Use a VLM to identify referents from a prompt using bounding boxes. For instance:
Input:
Select the crop tool
Model output:
<ref>crop tool</ref><box><130><647><190><707></box>
The model is trained on 138 million object detection samples. They hit ~13-16 boxes per second on a single H100 using Qwen2.5-VL-3B as the backbone model.
Parallel Box Decoding
Perhaps the most important contribution of this paper is “parallel box decoding,” where you generate an entire box in a single step.
Using approaches like adding coordinate tokens (e.g. Kosmos-2.5, where every coordinate like <130> is a unique token, along with tokens like <box> and <ref>) you get a pretty compact representation for the object:
[1:<ref>][2:crop][3: tool][4:</ref>][5:<box>][6:<130>]...
In total, you would get 10 tokens for this generation, meaning 10 forward passes.

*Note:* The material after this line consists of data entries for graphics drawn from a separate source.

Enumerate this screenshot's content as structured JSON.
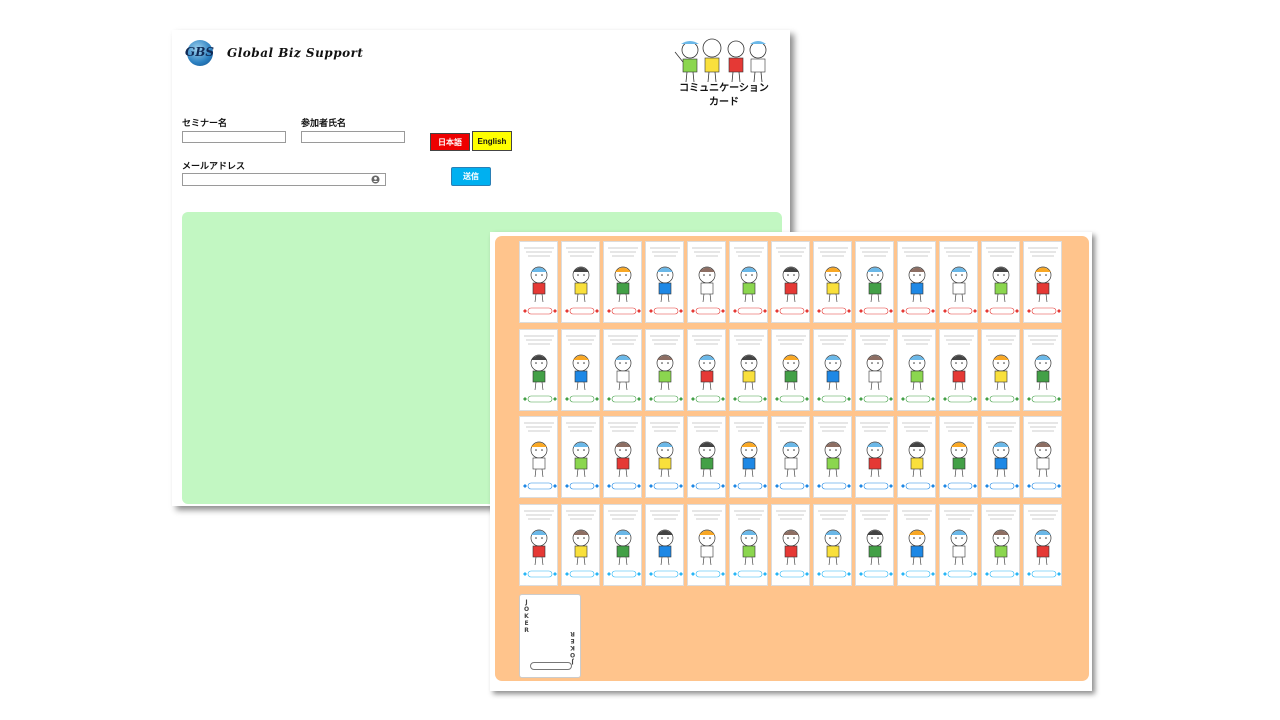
{
  "brand": {
    "logo_mark": "GBS",
    "name": "Global Biz Support"
  },
  "header": {
    "title_line1": "コミュニケーション",
    "title_line2": "カード"
  },
  "form": {
    "seminar_label": "セミナー名",
    "seminar_value": "",
    "participant_label": "参加者氏名",
    "participant_value": "",
    "email_label": "メールアドレス",
    "email_value": "",
    "lang_ja_label": "日本語",
    "lang_en_label": "English",
    "submit_label": "送信"
  },
  "result_panel": {
    "color": "#c2f7c2"
  },
  "card_sheet": {
    "background": "#ffc48c",
    "row_suit_colors": [
      "#e53935",
      "#43a047",
      "#1e88e5",
      "#29b6f6"
    ],
    "joker_label": "JOKER"
  },
  "colors": {
    "accent_red": "#ee0000",
    "accent_yellow": "#ffff00",
    "accent_blue": "#00b0f0"
  }
}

Instead, we can generate the entire box in parallel, meaning we can reduce this to two steps:
[1:<ref>crop tool</ref>][2:<box><130><647><190><707></box>]

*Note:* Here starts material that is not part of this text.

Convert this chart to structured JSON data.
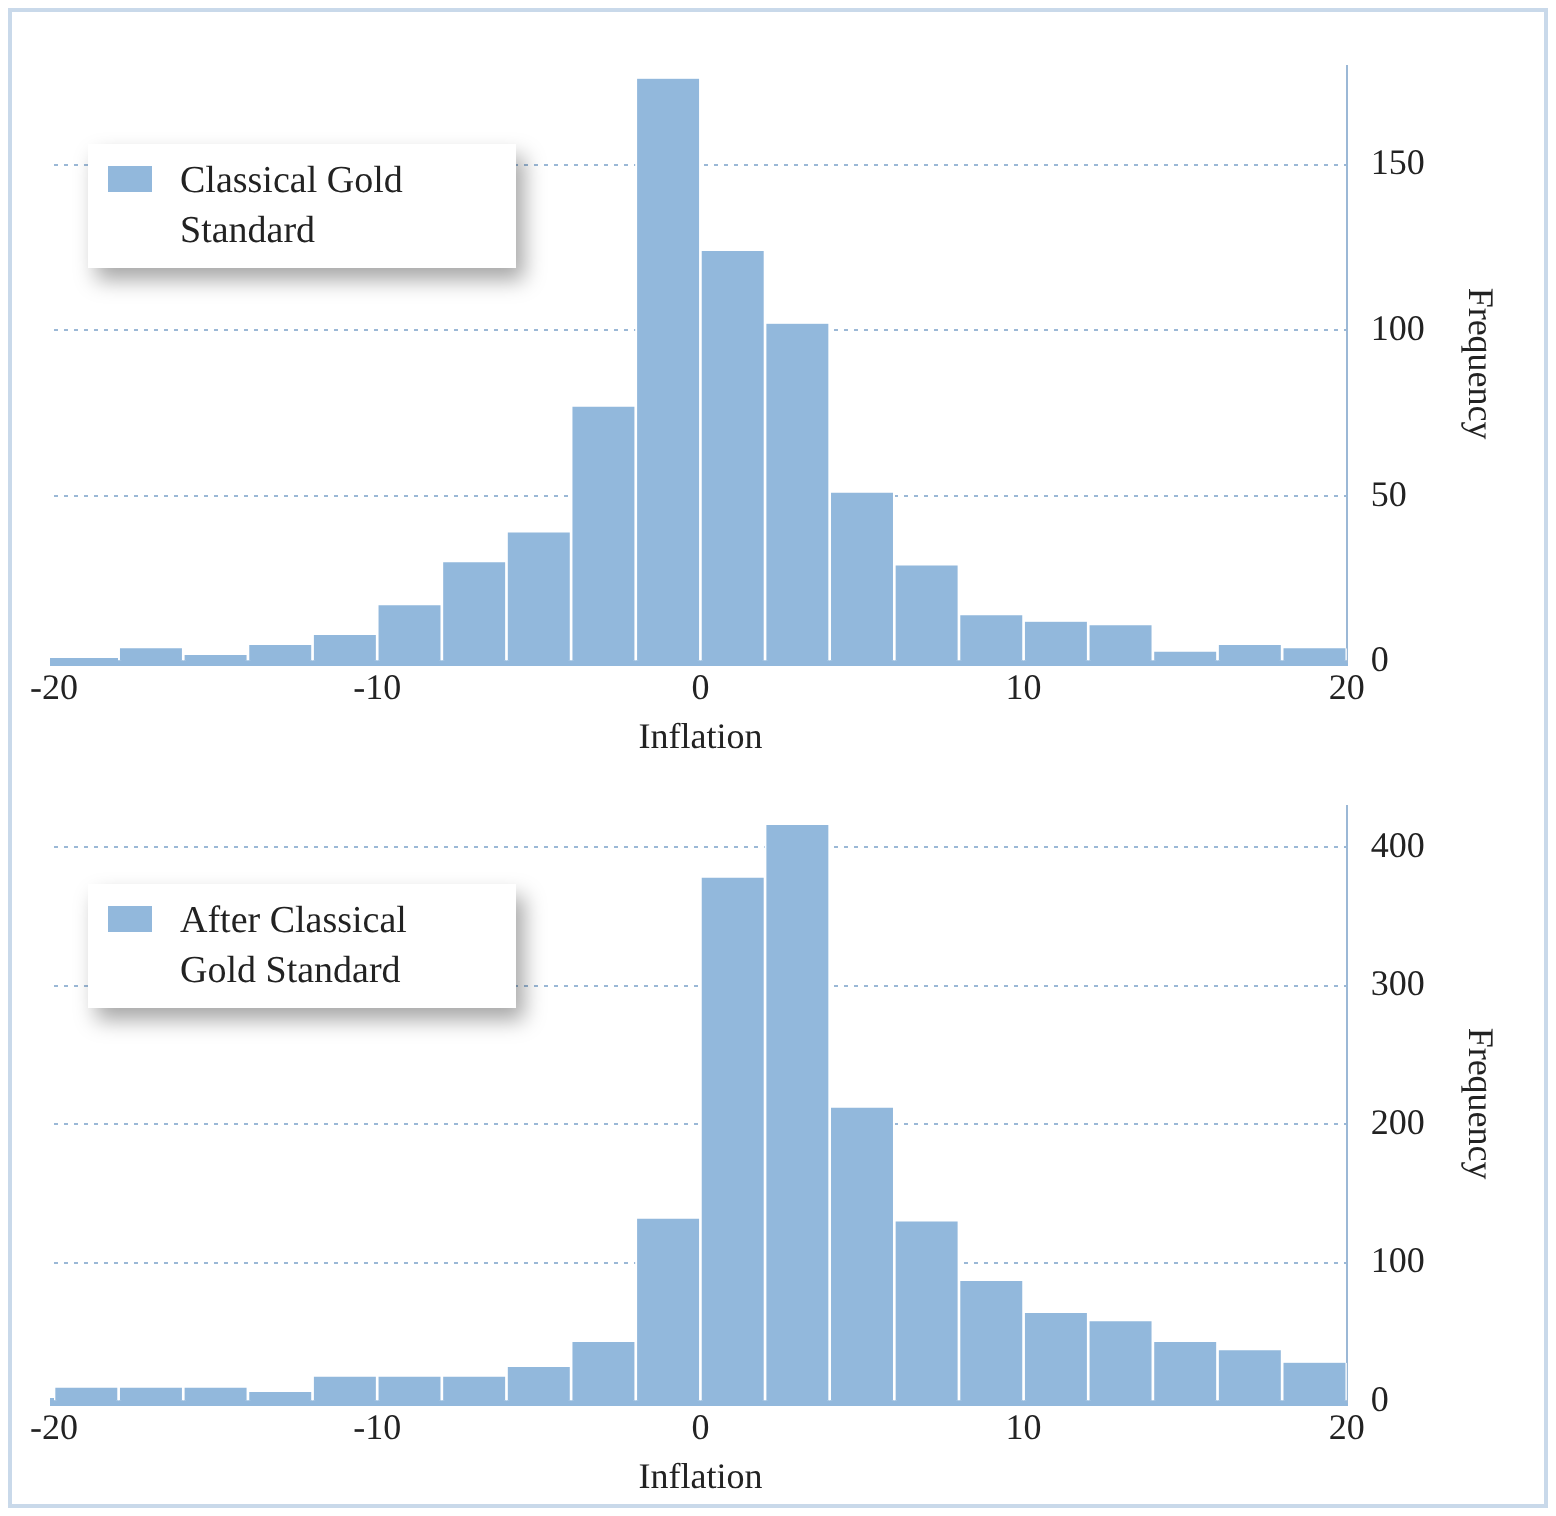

So the first step determines the box referent and the second step determines the box coordinates.
They enable this by converting all of their data into 6-token blocks during training. This looks like:
[1: <ref> crop tool </ref> [null] [null]]
[2: <box> <130> <647> <190> <707> </box>]

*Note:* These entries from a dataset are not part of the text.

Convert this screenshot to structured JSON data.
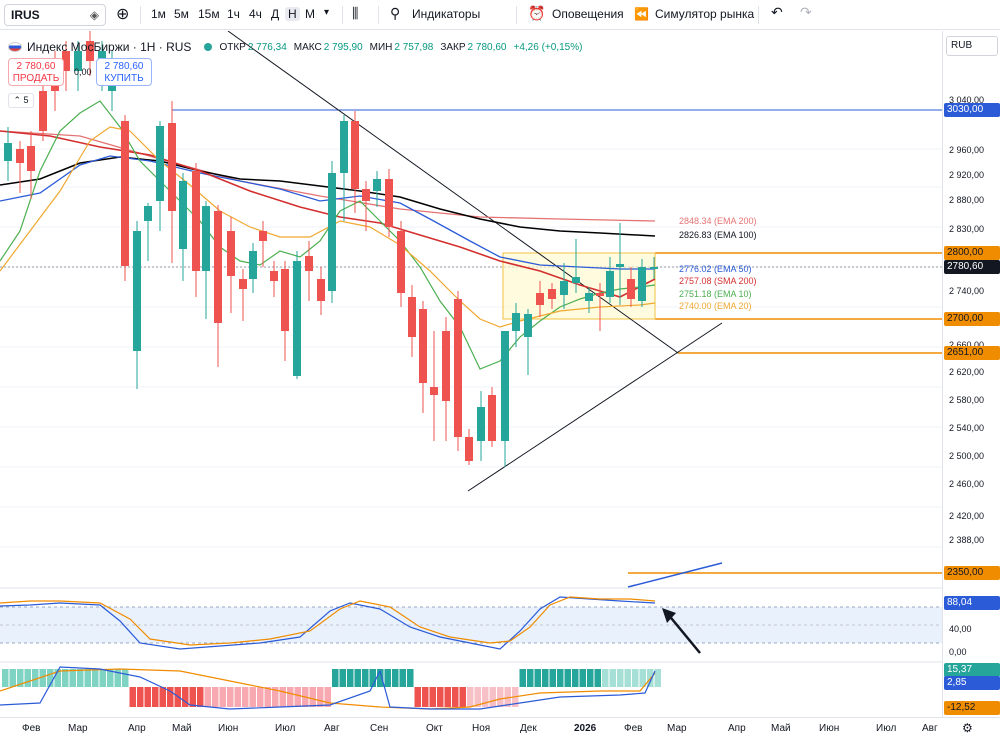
{
  "toolbar": {
    "symbol": "IRUS",
    "intervals": [
      "1м",
      "5м",
      "15м",
      "1ч",
      "4ч",
      "Д",
      "Н",
      "М"
    ],
    "active_interval": "Н",
    "indicators_label": "Индикаторы",
    "alerts_label": "Оповещения",
    "simulator_label": "Симулятор рынка"
  },
  "legend": {
    "title": "Индекс МосБиржи · 1H · RUS",
    "open_label": "ОТКР",
    "open": "2 776,34",
    "high_label": "МАКС",
    "high": "2 795,90",
    "low_label": "МИН",
    "low": "2 757,98",
    "close_label": "ЗАКР",
    "close": "2 780,60",
    "change": "+4,26 (+0,15%)"
  },
  "trade": {
    "sell_price": "2 780,60",
    "sell_label": "ПРОДАТЬ",
    "buy_price": "2 780,60",
    "buy_label": "КУПИТЬ",
    "spread": "0,00",
    "collapse": "5"
  },
  "currency": "RUB",
  "price_axis": {
    "ticks": [
      "3 040,00",
      "2 960,00",
      "2 920,00",
      "2 880,00",
      "2 830,00",
      "2 740,00",
      "2 660,00",
      "2 620,00",
      "2 580,00",
      "2 540,00",
      "2 500,00",
      "2 460,00",
      "2 420,00",
      "2 388,00",
      "40,00",
      "0,00"
    ],
    "tags": {
      "level_3030": "3030,00",
      "level_2800": "2800,00",
      "current": "2780,60",
      "level_2700": "2700,00",
      "level_2651": "2651,00",
      "level_2350": "2350,00",
      "stoch": "88,04",
      "osc_top": "15,37",
      "osc_mid": "2,85",
      "osc_bottom": "-12,52"
    }
  },
  "ema_labels": {
    "ema200": "2848.34 (EMA 200)",
    "ema100": "2826.83 (EMA 100)",
    "ema50": "2776.02 (EMA 50)",
    "sma200": "2757.08 (SMA 200)",
    "ema10": "2751.18 (EMA 10)",
    "ema20": "2740.00 (EMA 20)"
  },
  "time_axis": [
    "Фев",
    "Мар",
    "Апр",
    "Май",
    "Июн",
    "Июл",
    "Авг",
    "Сен",
    "Окт",
    "Ноя",
    "Дек",
    "2026",
    "Фев",
    "Мар",
    "Апр",
    "Май",
    "Июн",
    "Июл",
    "Авг"
  ],
  "colors": {
    "up": "#26a69a",
    "down": "#ef5350",
    "ema200": "#e57373",
    "ema100": "#000000",
    "ema50": "#2b5bd7",
    "sma200": "#d32f2f",
    "ema10": "#4caf50",
    "ema20": "#f0a830",
    "orange_level": "#f08c00",
    "blue_level": "#2b5bd7"
  }
}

[3: <im_end> [null] [null] [null] [null] [null]]
Note the inserted [null] tokens, which ensure that the MTP head is predicting a consistent number of tokens at each timestep. So they can chunk variable-length inputs into fixed-length chunks.
Hybrid Mode
Super interesting: the parallel decoding step can be unreliable (e.g., if your label is more than 4 tokens, perhaps, and the model screws up). Then the MTP head will be forced to predict cross-box tokens, which it’s not trained to do. To account for this, they build a “hybrid mode” as a sort of pressure relief valve, which lets the model fall back to the slow, full autoregressive prediction task for as little as a single block.
Model and Training Details
The core model is based on Qwen2.5 with Moon-ViT. The multitoken blocks have bidirectional attention.
Block Representation
- Normalize the token coordinates to
[0, 1000] - Boxes are represented by upper-left and lower-right coordinates
- Group boxes under the same label (only predict the
<ref>block once) - Convert to a sequence of blocks
They also have 4 block types:
- Semantic Block: indicates the type:
<ref> crop tool </ref> [null] [null], splitting across blocks for long labels - Box Block: indicates the box itself:
<box> <130> <647> <190> <707> </box> - Negative Block: indicates the absence of an object ``
- End Block: indicates the end of generation
<im_end> [null] [null] [null] [null] [null]
Dataset
12M unique images with 138M natural language queries, totaling 785M bounding boxes. They combine several open source datasets like Flickr30k Entities, gRefCOCO, RefCOCO, etc.